Entre-temps, toutefois, il semble y avoir une volte-face à Toronto. Le 1er novembre, M. Nesbitt téléphone de nouveau à Montréal. Est-ce lié au maintien des activités à Montréal? «En grande partie. C'est un gros facteur dans l'équation. Son rôle, mon rôle, évidemment... » Autrement dit, Toronto avait compris que, pour que l'AMF approuve un projet de transaction impliquant la Bourse de Montréal, il fallait des garanties. Selon M. Bertrand, son homologue torontois a investi «énormément de temps, de travail, de réflexion pour convaincre son conseil et se faire une tête lui-même au sujet de Montréal».

En vertu d'une entente de 1999, Toronto a obtenu l'exclusivité sur les actions des grandes compagnies jusqu'en 2009 alors que Montréal s'est spécialisé dans les produits dérivés. Le créneau montréalais est plus petit, mais il s'est développé plus vite, et Toronto envisageait de s'y lancer dès 2009. De part et d'autre, on a convenu qu'il valait mieux faire équipe, au risque, évidemment, de déclencher une tempête québécoise sur fond de nationalisme économique.

«On avait la même vision de bâtir un groupe avec tous les morceaux du casse-tête sur une même plateforme unifiée, mais pour ficeler tout ça, les nuances, et comment les autorités réglementaires réagiraient et tout ça... Il y avait une réflexion à faire à ce niveau-là», a dit M. Bertrand.

Demandes de l'AMF

Le projet prévoit que, sur les 17 membres du conseil d'administration de la nouvelle entité, cinq seront du Québec.

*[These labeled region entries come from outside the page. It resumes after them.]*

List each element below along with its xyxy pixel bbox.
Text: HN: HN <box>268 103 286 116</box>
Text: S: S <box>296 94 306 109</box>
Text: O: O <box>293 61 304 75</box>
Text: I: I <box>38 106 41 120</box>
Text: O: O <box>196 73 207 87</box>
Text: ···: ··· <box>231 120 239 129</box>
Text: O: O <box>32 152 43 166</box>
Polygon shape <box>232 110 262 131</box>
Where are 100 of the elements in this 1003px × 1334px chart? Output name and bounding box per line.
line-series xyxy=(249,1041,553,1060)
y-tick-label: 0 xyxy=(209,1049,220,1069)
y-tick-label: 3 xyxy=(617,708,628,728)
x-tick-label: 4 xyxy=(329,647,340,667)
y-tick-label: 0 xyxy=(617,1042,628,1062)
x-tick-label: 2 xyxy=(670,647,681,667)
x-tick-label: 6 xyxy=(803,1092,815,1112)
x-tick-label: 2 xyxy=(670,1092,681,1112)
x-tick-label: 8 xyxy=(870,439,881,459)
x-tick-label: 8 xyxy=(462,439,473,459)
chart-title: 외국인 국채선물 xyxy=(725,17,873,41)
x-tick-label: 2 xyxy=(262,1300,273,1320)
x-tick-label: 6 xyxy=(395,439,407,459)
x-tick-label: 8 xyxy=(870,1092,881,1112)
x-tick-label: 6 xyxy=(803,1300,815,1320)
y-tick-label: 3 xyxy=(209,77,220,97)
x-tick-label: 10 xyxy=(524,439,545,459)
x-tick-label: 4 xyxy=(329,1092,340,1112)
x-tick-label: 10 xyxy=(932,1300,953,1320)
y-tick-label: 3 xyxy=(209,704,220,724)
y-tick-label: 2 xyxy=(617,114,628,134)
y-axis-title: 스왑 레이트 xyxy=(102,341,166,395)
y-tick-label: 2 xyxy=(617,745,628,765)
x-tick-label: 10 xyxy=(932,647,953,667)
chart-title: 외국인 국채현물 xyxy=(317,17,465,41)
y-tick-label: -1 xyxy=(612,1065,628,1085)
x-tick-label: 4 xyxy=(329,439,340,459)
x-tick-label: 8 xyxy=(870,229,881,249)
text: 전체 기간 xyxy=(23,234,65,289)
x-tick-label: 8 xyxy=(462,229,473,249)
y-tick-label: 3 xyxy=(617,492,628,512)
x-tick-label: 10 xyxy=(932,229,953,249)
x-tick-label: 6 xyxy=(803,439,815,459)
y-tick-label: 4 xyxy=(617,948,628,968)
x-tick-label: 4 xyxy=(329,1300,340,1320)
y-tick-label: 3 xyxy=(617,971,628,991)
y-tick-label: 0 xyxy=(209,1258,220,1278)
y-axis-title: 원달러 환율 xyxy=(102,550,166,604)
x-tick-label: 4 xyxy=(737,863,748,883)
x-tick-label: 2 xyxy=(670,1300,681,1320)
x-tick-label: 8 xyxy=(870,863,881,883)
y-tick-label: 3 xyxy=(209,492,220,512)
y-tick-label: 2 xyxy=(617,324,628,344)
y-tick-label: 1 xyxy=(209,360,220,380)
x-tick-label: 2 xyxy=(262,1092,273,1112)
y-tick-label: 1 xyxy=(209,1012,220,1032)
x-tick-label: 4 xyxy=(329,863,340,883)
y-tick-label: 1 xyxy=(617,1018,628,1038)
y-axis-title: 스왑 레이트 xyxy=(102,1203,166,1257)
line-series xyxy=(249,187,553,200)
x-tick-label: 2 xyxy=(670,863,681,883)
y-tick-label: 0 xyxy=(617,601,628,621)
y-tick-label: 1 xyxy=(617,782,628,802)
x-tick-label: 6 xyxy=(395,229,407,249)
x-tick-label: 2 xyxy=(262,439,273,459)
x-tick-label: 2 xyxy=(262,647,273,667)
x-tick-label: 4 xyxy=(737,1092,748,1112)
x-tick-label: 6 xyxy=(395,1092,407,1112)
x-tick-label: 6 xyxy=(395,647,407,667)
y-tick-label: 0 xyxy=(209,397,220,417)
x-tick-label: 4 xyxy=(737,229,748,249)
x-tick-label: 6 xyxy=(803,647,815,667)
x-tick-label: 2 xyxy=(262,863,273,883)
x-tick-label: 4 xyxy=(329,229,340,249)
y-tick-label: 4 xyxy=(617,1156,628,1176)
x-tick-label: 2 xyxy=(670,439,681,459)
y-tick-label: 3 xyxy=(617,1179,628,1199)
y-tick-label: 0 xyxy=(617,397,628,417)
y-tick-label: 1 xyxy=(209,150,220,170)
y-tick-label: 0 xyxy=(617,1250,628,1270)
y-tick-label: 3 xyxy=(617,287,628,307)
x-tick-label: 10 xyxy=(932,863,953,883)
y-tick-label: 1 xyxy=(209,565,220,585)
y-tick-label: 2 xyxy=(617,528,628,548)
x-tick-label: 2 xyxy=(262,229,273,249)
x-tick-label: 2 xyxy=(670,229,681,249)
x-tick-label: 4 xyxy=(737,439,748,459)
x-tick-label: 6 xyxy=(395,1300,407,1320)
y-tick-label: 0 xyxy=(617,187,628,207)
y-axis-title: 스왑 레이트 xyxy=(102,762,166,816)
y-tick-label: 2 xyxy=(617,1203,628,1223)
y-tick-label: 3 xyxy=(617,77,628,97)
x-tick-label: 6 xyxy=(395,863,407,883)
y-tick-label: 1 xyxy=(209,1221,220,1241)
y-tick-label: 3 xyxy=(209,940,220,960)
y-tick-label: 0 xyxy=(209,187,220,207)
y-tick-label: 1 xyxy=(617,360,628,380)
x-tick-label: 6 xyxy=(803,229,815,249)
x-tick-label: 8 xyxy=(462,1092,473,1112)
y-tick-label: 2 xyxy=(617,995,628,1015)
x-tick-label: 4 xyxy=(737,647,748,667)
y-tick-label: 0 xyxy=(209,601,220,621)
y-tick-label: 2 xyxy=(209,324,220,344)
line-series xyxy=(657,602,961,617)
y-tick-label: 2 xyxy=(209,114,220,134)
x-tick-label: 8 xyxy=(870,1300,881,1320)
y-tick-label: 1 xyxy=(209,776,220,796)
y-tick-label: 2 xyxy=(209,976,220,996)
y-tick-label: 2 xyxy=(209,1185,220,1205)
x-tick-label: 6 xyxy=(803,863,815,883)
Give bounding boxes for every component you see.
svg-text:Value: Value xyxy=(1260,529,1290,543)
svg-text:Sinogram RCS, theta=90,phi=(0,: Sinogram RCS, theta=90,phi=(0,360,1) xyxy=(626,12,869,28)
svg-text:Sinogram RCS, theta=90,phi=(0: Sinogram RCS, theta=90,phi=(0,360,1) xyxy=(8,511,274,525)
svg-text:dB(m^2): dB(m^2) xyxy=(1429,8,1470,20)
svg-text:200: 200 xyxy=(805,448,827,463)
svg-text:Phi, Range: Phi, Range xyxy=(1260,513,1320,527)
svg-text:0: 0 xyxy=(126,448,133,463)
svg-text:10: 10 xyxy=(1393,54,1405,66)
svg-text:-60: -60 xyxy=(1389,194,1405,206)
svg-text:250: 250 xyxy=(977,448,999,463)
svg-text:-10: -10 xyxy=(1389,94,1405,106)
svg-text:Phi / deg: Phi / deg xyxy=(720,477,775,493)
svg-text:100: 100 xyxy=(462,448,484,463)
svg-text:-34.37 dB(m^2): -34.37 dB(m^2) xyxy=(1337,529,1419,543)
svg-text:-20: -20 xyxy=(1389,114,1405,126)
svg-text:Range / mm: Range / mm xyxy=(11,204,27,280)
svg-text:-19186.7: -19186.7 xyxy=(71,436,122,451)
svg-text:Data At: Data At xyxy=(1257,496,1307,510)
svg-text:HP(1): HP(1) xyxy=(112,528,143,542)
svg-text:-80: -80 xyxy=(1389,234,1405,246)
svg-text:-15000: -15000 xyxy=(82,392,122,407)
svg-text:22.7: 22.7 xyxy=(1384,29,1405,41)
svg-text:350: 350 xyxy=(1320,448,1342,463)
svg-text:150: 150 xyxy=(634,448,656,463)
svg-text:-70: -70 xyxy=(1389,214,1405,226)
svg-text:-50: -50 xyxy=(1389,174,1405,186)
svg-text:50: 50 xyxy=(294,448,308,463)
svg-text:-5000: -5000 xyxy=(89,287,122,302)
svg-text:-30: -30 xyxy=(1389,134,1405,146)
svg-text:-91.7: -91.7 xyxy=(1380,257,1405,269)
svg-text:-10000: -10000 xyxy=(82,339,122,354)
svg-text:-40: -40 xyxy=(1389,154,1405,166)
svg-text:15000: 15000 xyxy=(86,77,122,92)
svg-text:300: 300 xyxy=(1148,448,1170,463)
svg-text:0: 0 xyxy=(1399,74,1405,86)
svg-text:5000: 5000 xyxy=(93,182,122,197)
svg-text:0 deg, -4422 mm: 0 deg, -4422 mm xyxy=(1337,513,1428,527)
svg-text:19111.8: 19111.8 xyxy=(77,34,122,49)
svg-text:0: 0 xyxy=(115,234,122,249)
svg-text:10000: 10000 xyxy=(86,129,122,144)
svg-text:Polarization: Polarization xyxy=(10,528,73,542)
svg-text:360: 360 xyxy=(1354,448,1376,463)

Selon M. Bertrand, puisque trois des administrateurs torontois sont des Québécois, c'est comme si huit des dix-sept membres se conformaient déjà au critère.

L'AMF tiendra des audiences dans les prochaines semaines et aura à se prononcer. Qu'arriverait-il si l'AMF donnait son appui en exigeant plus que cinq sièges? «C'est une négociation qui aurait lieu à ce moment-là. Mais on ne peut pas présumer de ce que l'AMF va ultimement demander, a dit M. Bertrand. Si l'opinion locale est que ça en prend beaucoup plus, bien, il faudrait voir les raisons.»

M. Bertrand a insisté sur le fait que l'AMF aura son mot à dire pour la suite des choses. Le projet prévoit qu'aucun actionnaire ne pourra détenir plus de 10 % de la nouvelle entité et qu'aucun changement ne pourra être fait sans l'accord de l'AMF et de la Commission des valeurs mobilières de l'Ontario.

Prié de dire ce qui arriverait si jamais Ottawa réussissait à imposer unilatéralement la création d'une agence réglementaire unique pour l'ensemble du pays, M. Bertrand n'a pas voulu faire de commentaires. Il est clair, a-t-il dit toutefois, que l'AMF devient de facto le spécialiste réglementaire des produits dérivés pour l'ensemble du Canada.